Tiberius Rata: He makes the statement in the beginning of chapter 7 that “Sorrow is better than laughter, for by sadness of face the heart is made glad. The heart of the wise is in the house of mourning, but the heart of fools is in the house of mirth” (Ecclesiastes 7:3-4). Basically, the idea is that, while food goes through the stomach, sober reflection goes to the heart. And when we think about the end of life and death, we are reminded that we are finite and our earthly pilgrimage will indeed come to an end at some point.

He goes back to what he does in the book of Proverbs where he compares and contrasts the wise and the fool. The wise and fool, they both have a heart. But one seeks a place where the heart will basically just seek enjoyment, while the wise will seek to contemplate life.

Mellinger: Interesting that he also, Kevin, warns us against self-righteous religiosity. And this correlates with a marker of psychological health that you call social interest. Can you explain that?

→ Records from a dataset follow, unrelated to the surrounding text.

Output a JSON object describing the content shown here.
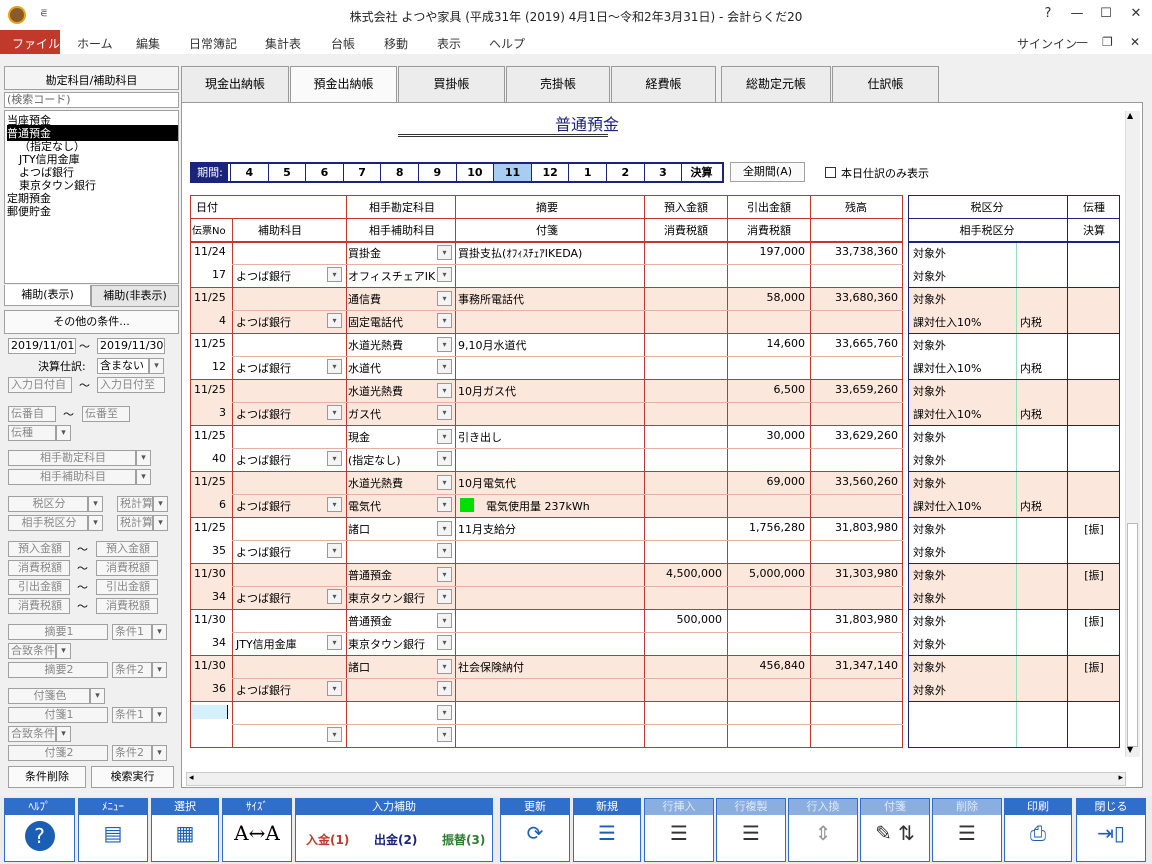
{
  "window": {
    "title": "株式会社 よつや家具 (平成31年 (2019) 4月1日～令和2年3月31日) - 会計らくだ20",
    "help": "?",
    "min": "—",
    "max": "☐",
    "close": "✕",
    "qa": "⋷"
  },
  "menu": {
    "file": "ファイル",
    "items": [
      "ホーム",
      "編集",
      "日常簿記",
      "集計表",
      "台帳",
      "移動",
      "表示",
      "ヘルプ"
    ],
    "signin": "サインイン"
  },
  "left": {
    "heading": "勘定科目/補助科目",
    "search_placeholder": "(検索コード)",
    "tree": [
      "当座預金",
      "普通預金",
      "（指定なし）",
      "JTY信用金庫",
      "よつば銀行",
      "東京タウン銀行",
      "定期預金",
      "郵便貯金"
    ],
    "tab_show": "補助(表示)",
    "tab_hide": "補助(非表示)",
    "other_conditions": "その他の条件...",
    "date_from": "2019/11/01",
    "date_sep": "〜",
    "date_to": "2019/11/30",
    "closing_label": "決算仕訳:",
    "closing_value": "含まない",
    "entry_from": "入力日付自",
    "entry_to": "入力日付至",
    "slip_from": "伝番自",
    "slip_to": "伝番至",
    "slip_type": "伝種",
    "counter_account": "相手勘定科目",
    "counter_sub": "相手補助科目",
    "tax_class": "税区分",
    "tax_calc": "税計算",
    "counter_tax": "相手税区分",
    "tax_calc2": "税計算",
    "deposit_amt": "預入金額",
    "deposit_tax": "消費税額",
    "withdraw_amt": "引出金額",
    "withdraw_tax": "消費税額",
    "memo1": "摘要1",
    "cond1": "条件1",
    "match": "合致条件",
    "memo2": "摘要2",
    "cond2": "条件2",
    "tag_color": "付箋色",
    "tag1": "付箋1",
    "tag_cond1": "条件1",
    "tag_match": "合致条件",
    "tag2": "付箋2",
    "tag_cond2": "条件2",
    "clear": "条件削除",
    "search": "検索実行"
  },
  "tabs": [
    "現金出納帳",
    "預金出納帳",
    "買掛帳",
    "売掛帳",
    "経費帳",
    "総勘定元帳",
    "仕訳帳"
  ],
  "ledger": {
    "title": "普通預金",
    "period_label": "期間:",
    "periods": [
      "4",
      "5",
      "6",
      "7",
      "8",
      "9",
      "10",
      "11",
      "12",
      "1",
      "2",
      "3",
      "決算"
    ],
    "active_period": "11",
    "all_period_btn": "全期間(A)",
    "today_only": "本日仕訳のみ表示",
    "headers": {
      "date": "日付",
      "slip": "伝票No",
      "sub": "補助科目",
      "counter": "相手勘定科目",
      "counter_sub": "相手補助科目",
      "memo": "摘要",
      "tag": "付箋",
      "deposit": "預入金額",
      "dep_tax": "消費税額",
      "withdraw": "引出金額",
      "wd_tax": "消費税額",
      "balance": "残高",
      "tax": "税区分",
      "ctax": "相手税区分",
      "type": "伝種",
      "closing": "決算"
    },
    "rows": [
      {
        "date": "11/24",
        "no": "17",
        "sub": "よつば銀行",
        "acct": "買掛金",
        "csub": "オフィスチェアIKE",
        "memo": "買掛支払(ｵﾌｨｽﾁｪｱIKEDA)",
        "tag": "",
        "dep": "",
        "wd": "197,000",
        "bal": "33,738,360",
        "tax": "対象外",
        "ctax": "対象外",
        "ctaxin": "",
        "type": ""
      },
      {
        "date": "11/25",
        "no": "4",
        "sub": "よつば銀行",
        "acct": "通信費",
        "csub": "固定電話代",
        "memo": "事務所電話代",
        "tag": "",
        "dep": "",
        "wd": "58,000",
        "bal": "33,680,360",
        "tax": "対象外",
        "ctax": "課対仕入10%",
        "ctaxin": "内税",
        "type": ""
      },
      {
        "date": "11/25",
        "no": "12",
        "sub": "よつば銀行",
        "acct": "水道光熱費",
        "csub": "水道代",
        "memo": "9,10月水道代",
        "tag": "",
        "dep": "",
        "wd": "14,600",
        "bal": "33,665,760",
        "tax": "対象外",
        "ctax": "課対仕入10%",
        "ctaxin": "内税",
        "type": ""
      },
      {
        "date": "11/25",
        "no": "3",
        "sub": "よつば銀行",
        "acct": "水道光熱費",
        "csub": "ガス代",
        "memo": "10月ガス代",
        "tag": "",
        "dep": "",
        "wd": "6,500",
        "bal": "33,659,260",
        "tax": "対象外",
        "ctax": "課対仕入10%",
        "ctaxin": "内税",
        "type": ""
      },
      {
        "date": "11/25",
        "no": "40",
        "sub": "よつば銀行",
        "acct": "現金",
        "csub": "(指定なし)",
        "memo": "引き出し",
        "tag": "",
        "dep": "",
        "wd": "30,000",
        "bal": "33,629,260",
        "tax": "対象外",
        "ctax": "対象外",
        "ctaxin": "",
        "type": ""
      },
      {
        "date": "11/25",
        "no": "6",
        "sub": "よつば銀行",
        "acct": "水道光熱費",
        "csub": "電気代",
        "memo": "10月電気代",
        "tag": "電気使用量 237kWh",
        "dep": "",
        "wd": "69,000",
        "bal": "33,560,260",
        "tax": "対象外",
        "ctax": "課対仕入10%",
        "ctaxin": "内税",
        "type": ""
      },
      {
        "date": "11/25",
        "no": "35",
        "sub": "よつば銀行",
        "acct": "諸口",
        "csub": "",
        "memo": "11月支給分",
        "tag": "",
        "dep": "",
        "wd": "1,756,280",
        "bal": "31,803,980",
        "tax": "対象外",
        "ctax": "対象外",
        "ctaxin": "",
        "type": "[振]"
      },
      {
        "date": "11/30",
        "no": "34",
        "sub": "よつば銀行",
        "acct": "普通預金",
        "csub": "東京タウン銀行",
        "memo": "",
        "tag": "",
        "dep": "4,500,000",
        "wd": "5,000,000",
        "bal": "31,303,980",
        "tax": "対象外",
        "ctax": "対象外",
        "ctaxin": "",
        "type": "[振]"
      },
      {
        "date": "11/30",
        "no": "34",
        "sub": "JTY信用金庫",
        "acct": "普通預金",
        "csub": "東京タウン銀行",
        "memo": "",
        "tag": "",
        "dep": "500,000",
        "wd": "",
        "bal": "31,803,980",
        "tax": "対象外",
        "ctax": "対象外",
        "ctaxin": "",
        "type": "[振]"
      },
      {
        "date": "11/30",
        "no": "36",
        "sub": "よつば銀行",
        "acct": "諸口",
        "csub": "",
        "memo": "社会保険納付",
        "tag": "",
        "dep": "",
        "wd": "456,840",
        "bal": "31,347,140",
        "tax": "対象外",
        "ctax": "対象外",
        "ctaxin": "",
        "type": "[振]"
      }
    ]
  },
  "toolbar": {
    "help": "ﾍﾙﾌﾟ",
    "menu": "ﾒﾆｭｰ",
    "select": "選択",
    "size": "ｻｲｽﾞ",
    "input_aid": "入力補助",
    "deposit": "入金(1)",
    "withdraw": "出金(2)",
    "transfer": "振替(3)",
    "update": "更新",
    "new": "新規",
    "row_insert": "行挿入",
    "row_copy": "行複製",
    "row_swap": "行入換",
    "tag": "付箋",
    "delete": "削除",
    "print": "印刷",
    "close": "閉じる"
  },
  "colors": {
    "accent": "#2f6ecb",
    "file_menu": "#c0392b",
    "row_alt": "#fbe7dc",
    "grid": "#c0392b",
    "period_border": "#1a237e",
    "active_period": "#a9cdf0"
  }
}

Roberts: The best way to describe social interest is to really think of the “one another” statements from Scripture that we see in the New Testament. It really relates to bearing one another’s burdens, caring for others … and oftentimes putting them before ourselves.

The Scriptures say “Beware of practicing your righteousness before other people in order to be seen by them, for then you will have no reward from your Father who is in heaven” (Matthew 6:1). And really what it comes down to is what’s motivating you in that righteous behavior.

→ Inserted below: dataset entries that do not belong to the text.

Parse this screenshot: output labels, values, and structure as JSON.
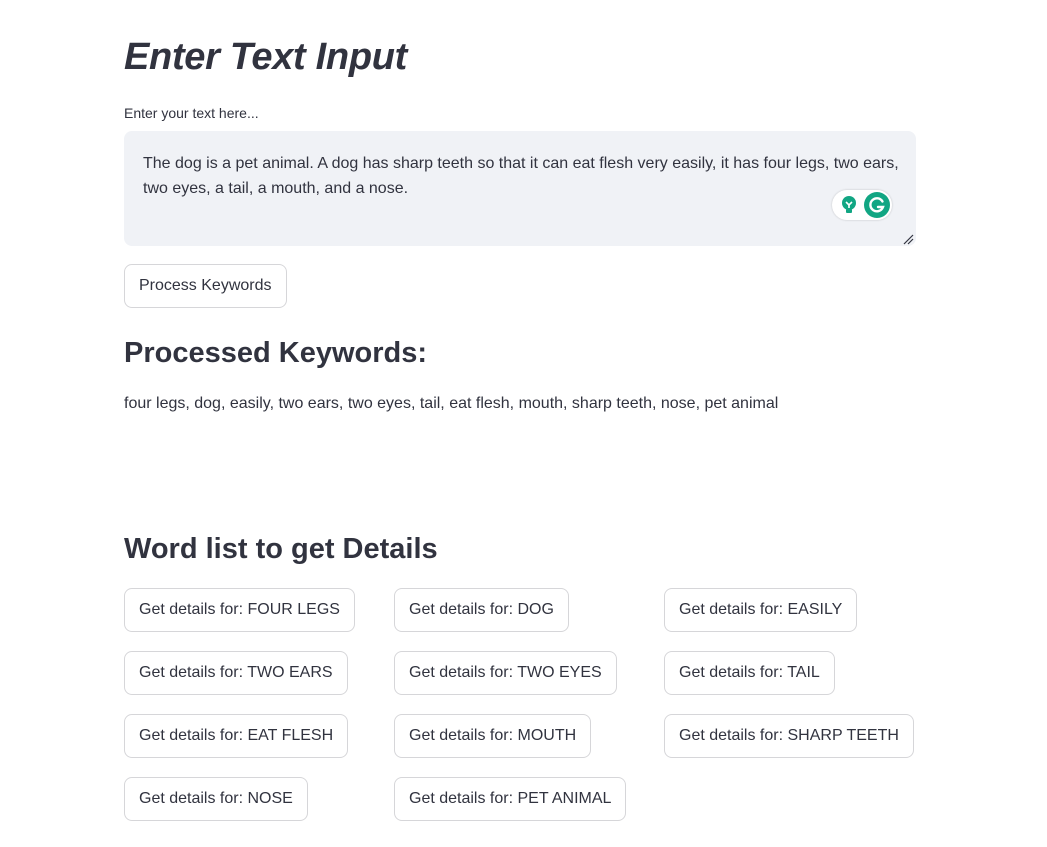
{
  "input_section": {
    "title": "Enter Text Input",
    "label": "Enter your text here...",
    "value": "The dog is a pet animal. A dog has sharp teeth so that it can eat flesh very easily, it has four legs, two ears, two eyes, a tail, a mouth, and a nose."
  },
  "process_button": {
    "label": "Process Keywords"
  },
  "processed": {
    "heading": "Processed Keywords:",
    "keywords": "four legs, dog, easily, two ears, two eyes, tail, eat flesh, mouth, sharp teeth, nose, pet animal"
  },
  "word_list": {
    "heading": "Word list to get Details",
    "buttons": [
      "Get details for: FOUR LEGS",
      "Get details for: DOG",
      "Get details for: EASILY",
      "Get details for: TWO EARS",
      "Get details for: TWO EYES",
      "Get details for: TAIL",
      "Get details for: EAT FLESH",
      "Get details for: MOUTH",
      "Get details for: SHARP TEETH",
      "Get details for: NOSE",
      "Get details for: PET ANIMAL"
    ]
  },
  "icons": {
    "grammarly_suggest": "lightbulb-icon",
    "grammarly_logo": "grammarly-logo-icon",
    "resize": "resize-grip-icon"
  },
  "colors": {
    "grammarly_green": "#11a683",
    "grammarly_dark": "#15c39a",
    "text": "#31333f",
    "input_bg": "#f0f2f6",
    "button_border": "#d6d6d9"
  }
}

Are we motivated to be righteous for our own self-glory? Or are we motivated by the righteous behavior for God’s glory? And if it’s for our own, we know in Scripture how Christ handled the Pharisees. He responded very strongly against them for their spiritual pride.

Mellinger: Is it fair to say that a more obedient Christian is generally going to find life less frustrating than Solomon? And one reason I’m interested in asking you this is because you spent part of the book talking about the evidence of physical changes in the brain.

Among those who prayerfully seek wisdom from God, they appear to have a better ability to respond to life’s curveballs.

Roberts: What happens when someone is committed to prayer throughout their life? What we’re seeing in the brains of people who have committed their life to spending time in prayer, we see physical changes in the frontal lobe.

Now, the frontal lobe of the brain is often considered our executive control center. It’s what helps us with impulse control, and it’s what helps us manage a little bit of our emotions and our behaviors. With the people who are practicing these spiritual disciplines, what we see is a thickening of that part of the brain — it actually enlarges the frontal lobe.

What that means is, with time, you increase the ability to use your executive functioning in a meaningful way. And what I mean by that is … using improved discernment — maybe not doing the thing you shouldn’t be doing. We’re also maybe reshaping our brain to be better equipped to follow Him and to be used by Him for His glory.